Vanessa Beeley fait le tour de la situation dans la région depuis le cessez-le-feu conclu le 25 juin 2025 entre les États-Unis, Israël et l’Iran, et passe en revue les principaux enjeux : guerre contre le Liban à partir de la Syrie, tensions entre la Turquie et Israël pour le contrôle de la Syrie, possible accord de sécurité entre Israël et le nouveau président syrien, ancien chef d’Al-Qaida (devenu HTS).
Liban
Thomas Barrack est l’homme de main économique inexpérimenté et l’envoyé spécial de Trump au Moyen-Orient. Ces dernières semaines, il a fait pression sur le gouvernement libanais pour qu’il procède au désarmement complet du Hezbollah, contrairement à la résolution 1701 de l’ONU, qui prévoit son retrait au nord du fleuve Litani. Les États-Unis et les conseillers de Trump savent tous qu’il s’agit d’une exigence irréaliste, car le Hezbollah n’acceptera jamais de désarmer tant qu’Israël sera à ses frontières et occupera des terres dans le sud du Liban...
Au Liban, l’option privilégiée consiste à provoquer une guerre civile qui occuperait le Hezbollah sur le plan interne, réduisant ainsi sa capacité à réagir à l’agression israélienne, du moins en théorie. Cependant, il s’agit là d’une erreur de calcul de la part du bloc sioniste. (...) Le Hezbollah a démontré sa capacité à résister et à empêcher toute invasion terrestre sérieuse par les forces sionistes. (...)
L’alternative serait d’armer le nouveau régime takfiri syrien contre le Liban afin de réaliser le programme sioniste. Les médias israéliens ont largement relayé les rumeurs selon lesquelles Jolani aurait conclu un accord pour amener Israël à la table des négociations avec la Syrie. (…) Barrack a amplifié les menaces contre le Liban, affirmant que si le Hezbollah n’était pas désarmé, la Syrie annexerait le nord du Liban dans le cadre de la Grande Syrie (Bilad Al Sham). Il a ensuite tenté de revenir sur ses propos sur X. (...)
Jolani aurait également menacé le Liban au sujet des milliers de prisonniers takfiris détenus dans les prisons libanaises, menaçant de fermer les frontières et d’exercer une pression économique sur le Liban si ses demandes n’étaient pas satisfaites. Bien que cela ait été démenti par le ministre de l’Information de la « Nouvelle Syrie », beaucoup pensent que ces menaces sont réelles. (...)

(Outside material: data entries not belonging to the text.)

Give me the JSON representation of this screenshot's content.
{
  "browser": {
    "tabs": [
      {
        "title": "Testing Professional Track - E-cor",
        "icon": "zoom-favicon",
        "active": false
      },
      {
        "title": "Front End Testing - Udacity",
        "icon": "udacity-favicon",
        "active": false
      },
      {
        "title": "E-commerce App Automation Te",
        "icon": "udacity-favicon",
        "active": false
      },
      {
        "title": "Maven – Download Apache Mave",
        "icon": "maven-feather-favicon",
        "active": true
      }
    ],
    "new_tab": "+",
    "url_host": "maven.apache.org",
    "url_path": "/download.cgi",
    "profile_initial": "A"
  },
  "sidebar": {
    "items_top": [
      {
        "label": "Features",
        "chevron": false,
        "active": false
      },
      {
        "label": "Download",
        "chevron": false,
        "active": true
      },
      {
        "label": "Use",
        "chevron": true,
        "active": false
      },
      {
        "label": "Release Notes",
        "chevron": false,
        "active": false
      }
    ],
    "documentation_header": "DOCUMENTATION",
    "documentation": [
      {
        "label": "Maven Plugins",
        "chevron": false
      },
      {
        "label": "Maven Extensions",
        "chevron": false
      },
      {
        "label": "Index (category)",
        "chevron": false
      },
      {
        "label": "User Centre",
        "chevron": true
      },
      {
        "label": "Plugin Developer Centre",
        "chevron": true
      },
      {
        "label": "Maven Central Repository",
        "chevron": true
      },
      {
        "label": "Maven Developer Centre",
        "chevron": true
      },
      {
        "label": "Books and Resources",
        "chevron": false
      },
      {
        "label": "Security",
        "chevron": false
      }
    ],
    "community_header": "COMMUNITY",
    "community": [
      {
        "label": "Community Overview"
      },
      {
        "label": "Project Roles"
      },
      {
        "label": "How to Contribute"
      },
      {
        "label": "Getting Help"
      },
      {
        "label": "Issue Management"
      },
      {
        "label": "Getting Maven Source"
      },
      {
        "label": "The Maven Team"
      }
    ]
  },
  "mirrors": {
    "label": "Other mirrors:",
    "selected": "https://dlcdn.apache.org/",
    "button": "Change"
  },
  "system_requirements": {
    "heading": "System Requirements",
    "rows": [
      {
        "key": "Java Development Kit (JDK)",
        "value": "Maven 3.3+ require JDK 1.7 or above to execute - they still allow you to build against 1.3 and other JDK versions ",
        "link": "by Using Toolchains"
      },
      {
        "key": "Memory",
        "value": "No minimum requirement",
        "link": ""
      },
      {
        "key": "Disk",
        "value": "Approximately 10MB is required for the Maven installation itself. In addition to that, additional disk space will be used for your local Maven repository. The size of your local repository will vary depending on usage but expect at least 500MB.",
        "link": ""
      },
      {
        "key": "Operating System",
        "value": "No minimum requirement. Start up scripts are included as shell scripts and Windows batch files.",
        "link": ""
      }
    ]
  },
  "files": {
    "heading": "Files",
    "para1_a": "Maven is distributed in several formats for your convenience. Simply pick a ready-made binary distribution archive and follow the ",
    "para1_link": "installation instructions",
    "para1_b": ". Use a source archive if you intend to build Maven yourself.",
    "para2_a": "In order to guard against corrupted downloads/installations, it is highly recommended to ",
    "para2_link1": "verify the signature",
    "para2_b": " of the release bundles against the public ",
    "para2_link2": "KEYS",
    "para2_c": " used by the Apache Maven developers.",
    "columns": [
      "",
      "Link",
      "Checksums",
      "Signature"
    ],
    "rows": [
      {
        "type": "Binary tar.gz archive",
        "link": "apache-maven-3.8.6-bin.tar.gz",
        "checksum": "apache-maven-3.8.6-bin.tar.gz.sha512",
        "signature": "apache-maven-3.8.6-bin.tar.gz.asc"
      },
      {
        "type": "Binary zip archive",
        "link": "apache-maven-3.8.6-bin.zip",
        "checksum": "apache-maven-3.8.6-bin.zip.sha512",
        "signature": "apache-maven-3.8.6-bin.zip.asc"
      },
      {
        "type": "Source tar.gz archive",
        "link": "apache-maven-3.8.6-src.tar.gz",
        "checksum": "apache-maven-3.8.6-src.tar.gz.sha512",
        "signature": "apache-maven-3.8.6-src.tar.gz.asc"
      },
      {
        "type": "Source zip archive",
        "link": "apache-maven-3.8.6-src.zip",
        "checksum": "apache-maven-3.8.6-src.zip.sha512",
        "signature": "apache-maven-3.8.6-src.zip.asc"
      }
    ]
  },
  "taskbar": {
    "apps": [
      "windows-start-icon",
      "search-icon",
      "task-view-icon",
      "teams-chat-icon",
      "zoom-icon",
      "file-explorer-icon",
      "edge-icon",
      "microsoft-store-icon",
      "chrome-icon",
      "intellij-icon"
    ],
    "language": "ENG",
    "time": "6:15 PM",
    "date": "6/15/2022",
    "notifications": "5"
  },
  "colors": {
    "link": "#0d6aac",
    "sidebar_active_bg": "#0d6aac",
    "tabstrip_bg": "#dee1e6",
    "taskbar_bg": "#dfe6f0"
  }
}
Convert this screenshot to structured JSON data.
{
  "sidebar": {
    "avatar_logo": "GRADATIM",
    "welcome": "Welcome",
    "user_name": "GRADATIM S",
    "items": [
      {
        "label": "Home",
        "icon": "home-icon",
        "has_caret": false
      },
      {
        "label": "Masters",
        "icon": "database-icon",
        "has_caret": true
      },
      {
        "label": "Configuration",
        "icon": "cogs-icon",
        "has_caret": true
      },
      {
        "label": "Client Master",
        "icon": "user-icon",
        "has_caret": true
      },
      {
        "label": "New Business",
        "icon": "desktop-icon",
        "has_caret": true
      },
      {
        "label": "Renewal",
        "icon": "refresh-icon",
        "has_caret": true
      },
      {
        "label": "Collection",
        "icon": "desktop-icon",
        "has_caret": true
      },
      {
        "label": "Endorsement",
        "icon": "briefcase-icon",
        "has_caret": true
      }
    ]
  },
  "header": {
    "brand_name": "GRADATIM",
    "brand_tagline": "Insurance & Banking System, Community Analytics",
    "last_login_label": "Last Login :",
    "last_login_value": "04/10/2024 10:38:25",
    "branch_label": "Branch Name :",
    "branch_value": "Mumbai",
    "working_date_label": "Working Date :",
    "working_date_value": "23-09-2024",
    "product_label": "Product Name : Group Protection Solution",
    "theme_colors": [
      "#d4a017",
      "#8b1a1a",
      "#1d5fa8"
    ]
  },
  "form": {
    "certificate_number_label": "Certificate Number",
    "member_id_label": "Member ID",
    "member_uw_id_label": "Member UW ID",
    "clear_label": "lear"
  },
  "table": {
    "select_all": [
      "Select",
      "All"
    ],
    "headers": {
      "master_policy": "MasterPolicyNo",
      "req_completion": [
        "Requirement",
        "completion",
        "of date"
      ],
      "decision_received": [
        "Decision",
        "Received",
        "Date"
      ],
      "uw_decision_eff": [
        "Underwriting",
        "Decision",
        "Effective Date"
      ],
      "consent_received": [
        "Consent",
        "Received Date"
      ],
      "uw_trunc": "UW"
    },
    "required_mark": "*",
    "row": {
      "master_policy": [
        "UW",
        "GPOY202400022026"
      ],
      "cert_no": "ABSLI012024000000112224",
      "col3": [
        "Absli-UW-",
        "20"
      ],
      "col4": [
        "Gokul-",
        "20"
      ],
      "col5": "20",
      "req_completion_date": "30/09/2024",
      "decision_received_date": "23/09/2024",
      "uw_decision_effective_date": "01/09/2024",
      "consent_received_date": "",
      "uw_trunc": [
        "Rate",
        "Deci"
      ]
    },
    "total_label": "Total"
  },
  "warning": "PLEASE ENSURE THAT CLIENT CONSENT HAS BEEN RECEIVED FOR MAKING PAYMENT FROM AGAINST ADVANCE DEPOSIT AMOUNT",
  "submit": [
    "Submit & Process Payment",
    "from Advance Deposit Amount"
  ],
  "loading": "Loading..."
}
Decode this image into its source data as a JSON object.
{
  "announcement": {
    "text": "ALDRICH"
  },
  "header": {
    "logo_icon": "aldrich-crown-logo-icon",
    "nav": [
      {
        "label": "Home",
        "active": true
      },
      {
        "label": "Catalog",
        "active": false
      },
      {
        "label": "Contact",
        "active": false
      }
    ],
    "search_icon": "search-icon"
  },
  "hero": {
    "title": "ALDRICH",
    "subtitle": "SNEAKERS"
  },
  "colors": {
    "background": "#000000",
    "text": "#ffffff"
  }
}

Un pacte de sécurité entre Israël et la « Nouvelle Syrie »
Une source vérifiée en Syrie a fait état, sur une chaîne Telegram, d’un pacte de sécurité entre Israël et la « Nouvelle Syrie ». Si le Liban refuse de rejoindre les accords d’Abraham et de normaliser ses relations avec l’entité sioniste, Jolani lancera des attaques contre lui. (...) Selon la même source, la planification du scénario d’invasion est déjà en cours. On est en train de préparer Jolani à devenir le bras armé régional d’Israël, rôle qui pourrait s’étendre à l’Irak à l’avenir. Les éloges prodigués par le président Trump à celui qu’il qualifie de « combattant fort au passé solide » sont liés à ce rôle que les États-Unis approuveront pleinement. ( ...)
Les plans consistent à faciliter l’entrée d’éléments takfiris dans le nord du Liban, à déployer le long de la frontière orientale des forces takfiris étrangères avec artillerie et armes lourdes, à mettre en action des cellules dormantes à l’intérieur du Liban pour mener des attentats-suicides, et peut-être à susciter des troubles civils chez les ennemis du Hezbollah. Simultanément, Israël pourrait s’étendre plus profondément dans le territoire sud, avec l’approbation tacite des États-Unis.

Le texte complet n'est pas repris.